The National Electrical Code (NEC) is updated every three years to include revised and up-to-date electrical code guidelines. These guidelines come in handy for both contractors and homeowners that may be involved in new construction builds or ongoing renovations. While the NEC’s recommended electrical requirements are not federally mandated laws, they are the favored protocol for the safe installation of electrical systems, wiring, circuit breaker, and a variety of outlets.
Older homes tend to have outdated outlets and lack proper wiring. The electrical infrastructure of your home is vital to the safety of the overall property. Safety hazards like electrical fires and electrocution are very real threats to your family and the structure itself.
With the continued modernization of major home appliances, your electrical system will need to be updated to meet the demands of new technologies. If you are considering a remodel or attempting to bring your home up to code, it is important that you meet the amended requirements of The National Electric Code (NEC). One of the requirements is to install GFCI outlets in any area of the home that has running water or a moist/damp atmosphere.

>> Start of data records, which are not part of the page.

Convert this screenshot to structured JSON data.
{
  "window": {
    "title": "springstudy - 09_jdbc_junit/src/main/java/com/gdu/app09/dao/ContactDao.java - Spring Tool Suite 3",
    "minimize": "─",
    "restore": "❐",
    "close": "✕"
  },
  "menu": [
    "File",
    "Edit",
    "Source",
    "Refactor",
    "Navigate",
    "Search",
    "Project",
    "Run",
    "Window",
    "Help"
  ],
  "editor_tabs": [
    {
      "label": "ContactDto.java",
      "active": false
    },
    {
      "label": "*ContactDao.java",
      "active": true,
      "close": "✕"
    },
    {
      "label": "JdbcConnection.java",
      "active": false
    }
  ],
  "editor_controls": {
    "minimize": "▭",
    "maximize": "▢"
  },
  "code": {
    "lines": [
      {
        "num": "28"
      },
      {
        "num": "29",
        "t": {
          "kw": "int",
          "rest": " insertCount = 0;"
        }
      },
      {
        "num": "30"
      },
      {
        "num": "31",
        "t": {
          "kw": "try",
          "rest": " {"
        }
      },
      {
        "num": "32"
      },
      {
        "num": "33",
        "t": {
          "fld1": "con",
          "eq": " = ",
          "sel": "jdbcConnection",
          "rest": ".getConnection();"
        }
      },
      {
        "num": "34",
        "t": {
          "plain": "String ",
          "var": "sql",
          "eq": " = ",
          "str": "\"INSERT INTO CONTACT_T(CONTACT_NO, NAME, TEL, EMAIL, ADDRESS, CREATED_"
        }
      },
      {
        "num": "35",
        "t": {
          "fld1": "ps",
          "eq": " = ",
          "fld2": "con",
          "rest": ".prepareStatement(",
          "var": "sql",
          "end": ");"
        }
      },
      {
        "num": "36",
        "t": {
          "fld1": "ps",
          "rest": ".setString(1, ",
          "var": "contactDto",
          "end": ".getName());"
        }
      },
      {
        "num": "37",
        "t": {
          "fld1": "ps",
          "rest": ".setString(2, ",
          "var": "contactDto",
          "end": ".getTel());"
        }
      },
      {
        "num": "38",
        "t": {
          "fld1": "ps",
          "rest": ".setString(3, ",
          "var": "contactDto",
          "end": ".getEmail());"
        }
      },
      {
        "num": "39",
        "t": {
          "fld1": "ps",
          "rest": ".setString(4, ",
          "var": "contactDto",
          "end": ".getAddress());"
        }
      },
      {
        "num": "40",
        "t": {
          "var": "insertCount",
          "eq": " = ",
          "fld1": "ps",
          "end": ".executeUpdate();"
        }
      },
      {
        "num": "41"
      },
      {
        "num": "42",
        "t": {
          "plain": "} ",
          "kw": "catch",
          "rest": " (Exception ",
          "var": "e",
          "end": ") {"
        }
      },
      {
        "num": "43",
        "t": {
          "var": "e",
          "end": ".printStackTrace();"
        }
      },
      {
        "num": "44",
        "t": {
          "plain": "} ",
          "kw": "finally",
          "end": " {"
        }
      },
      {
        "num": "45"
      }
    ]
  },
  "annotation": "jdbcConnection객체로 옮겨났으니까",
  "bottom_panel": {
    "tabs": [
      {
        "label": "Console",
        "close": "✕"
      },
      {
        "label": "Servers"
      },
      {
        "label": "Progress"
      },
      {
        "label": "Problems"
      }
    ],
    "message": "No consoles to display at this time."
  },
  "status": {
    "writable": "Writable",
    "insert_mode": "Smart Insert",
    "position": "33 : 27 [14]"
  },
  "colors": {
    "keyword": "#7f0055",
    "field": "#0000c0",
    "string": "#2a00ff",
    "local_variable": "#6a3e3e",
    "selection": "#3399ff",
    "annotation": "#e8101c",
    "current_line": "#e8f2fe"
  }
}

The Importance of GFCI Outlets
According to the Electrical Safety Foundation International (ESFI), nearly 44 million American homes still don’t have proper GFCI outlets installed in ‘wet’ rooms and asserts that over 47% of electrocutions would be avoided if older homes would install GFCIs in the appropriate places.
What Are GFCI Outlets?
GFCI stands for Ground Fault Circuit Interrupter. A ground fault is an unintentional electric flow between an electrical current and a grounded surface. These intuitive breaker devices are built into outlets to protect individuals from electrical shock and injury. GFCIs look like traditional outlets, only they have ‘TEST’ and ‘RESET’ buttons on the face of them. If any imbalance is sensed, within a few milliamps, it will automatically shut down and stop supplying electricity to that outlet in as little as 20-30 milliseconds.
Where Are GFCIs Required?
GFCIs should be installed in any room or space where water is present, otherwise considered a ‘wet room’. As outlined in the most recent code requirements of the NEC, all bathrooms require GFCI outlets, as well as kitchen countertops. The same goes for laundry rooms and utility rooms or basements where there is a sink within six feet of an outlet. Patios, outdoor dining areas, or garages that have running water also need to have GFCI outlets installed in them.

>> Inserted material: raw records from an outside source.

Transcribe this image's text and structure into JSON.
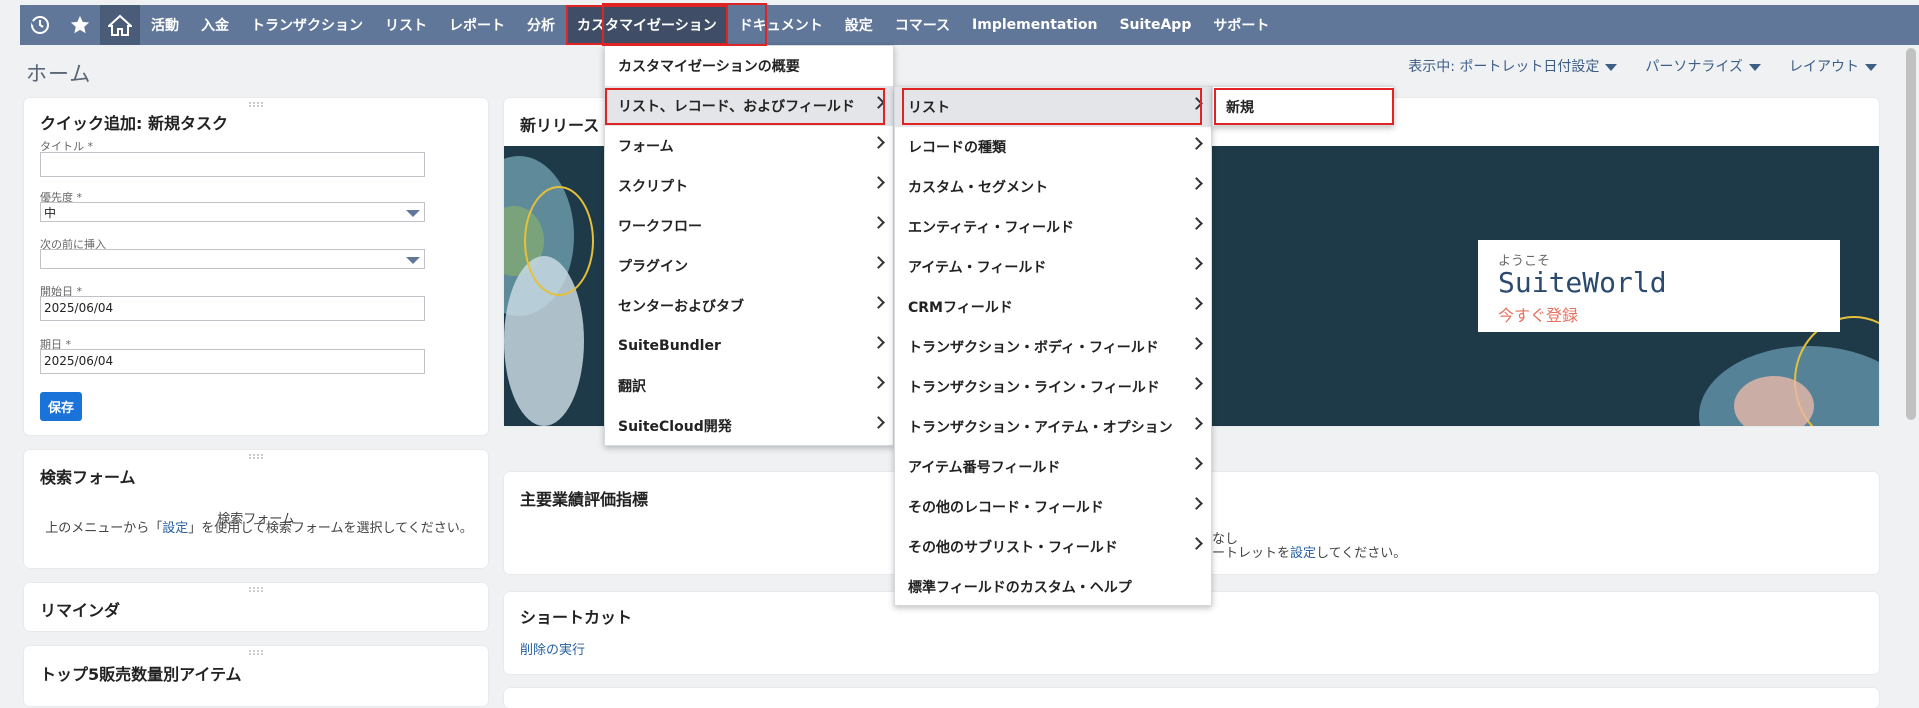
{
  "nav": {
    "items": [
      "活動",
      "入金",
      "トランザクション",
      "リスト",
      "レポート",
      "分析",
      "カスタマイゼーション",
      "ドキュメント",
      "設定",
      "コマース",
      "Implementation",
      "SuiteApp",
      "サポート"
    ]
  },
  "page": {
    "title": "ホーム",
    "view_label": "表示中: ポートレット日付設定",
    "personalize": "パーソナライズ",
    "layout": "レイアウト"
  },
  "quick_add": {
    "title": "クイック追加: 新規タスク",
    "title_label": "タイトル *",
    "title_value": "",
    "priority_label": "優先度 *",
    "priority_value": "中",
    "insert_label": "次の前に挿入",
    "insert_value": "",
    "start_label": "開始日 *",
    "start_value": "2025/06/04",
    "due_label": "期日 *",
    "due_value": "2025/06/04",
    "save": "保存"
  },
  "search_form": {
    "title": "検索フォーム",
    "sub": "検索フォーム",
    "msg_pre": "上のメニューから「",
    "msg_link": "設定",
    "msg_post": "」を使用して検索フォームを選択してください。"
  },
  "reminders": {
    "title": "リマインダ"
  },
  "top5": {
    "title": "トップ5販売数量別アイテム"
  },
  "release": {
    "title": "新リリース"
  },
  "banner": {
    "welcome": "ようこそ",
    "name": "SuiteWorld",
    "cta": "今すぐ登録"
  },
  "kpi": {
    "title": "主要業績評価指標",
    "none": "なし",
    "msg_pre": "ートレットを",
    "msg_link": "設定",
    "msg_post": "してください。"
  },
  "shortcuts": {
    "title": "ショートカット",
    "link": "削除の実行"
  },
  "menu1": {
    "items": [
      "カスタマイゼーションの概要",
      "リスト、レコード、およびフィールド",
      "フォーム",
      "スクリプト",
      "ワークフロー",
      "プラグイン",
      "センターおよびタブ",
      "SuiteBundler",
      "翻訳",
      "SuiteCloud開発"
    ]
  },
  "menu2": {
    "items": [
      "リスト",
      "レコードの種類",
      "カスタム・セグメント",
      "エンティティ・フィールド",
      "アイテム・フィールド",
      "CRMフィールド",
      "トランザクション・ボディ・フィールド",
      "トランザクション・ライン・フィールド",
      "トランザクション・アイテム・オプション",
      "アイテム番号フィールド",
      "その他のレコード・フィールド",
      "その他のサブリスト・フィールド",
      "標準フィールドのカスタム・ヘルプ"
    ]
  },
  "menu3": {
    "items": [
      "新規"
    ]
  },
  "colors": {
    "nav": "#607799",
    "accent": "#e02424",
    "button": "#1a73d9",
    "link": "#2660a4"
  }
}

The 2020 update to NEC guidelines now includes GFCI protection for HVAC equipment, indoor service equipment, and indoor service equipment that requires a dedicated space. They are not required in living rooms, bedrooms, dens, or home offices; although, you should consider installing additional outlets in parts of the home that have increased activity or more electronics. Overloading outlets is a hazard as well.
GFCI Outlet Standards
As stated earlier, every three years the NEC updates its code standards in accordance with the needs of newer homes and more demanding appliances and technologies. GFCI protection is required for any 125 to 250-volt receptacles that are connected to single-phase circuits that run under 150 volts to the ground. GFCIs are now required in all new construction homes and the NEC strongly urges that property owners living in older homes update their electrical system to include GFCI outlets in the recommended areas.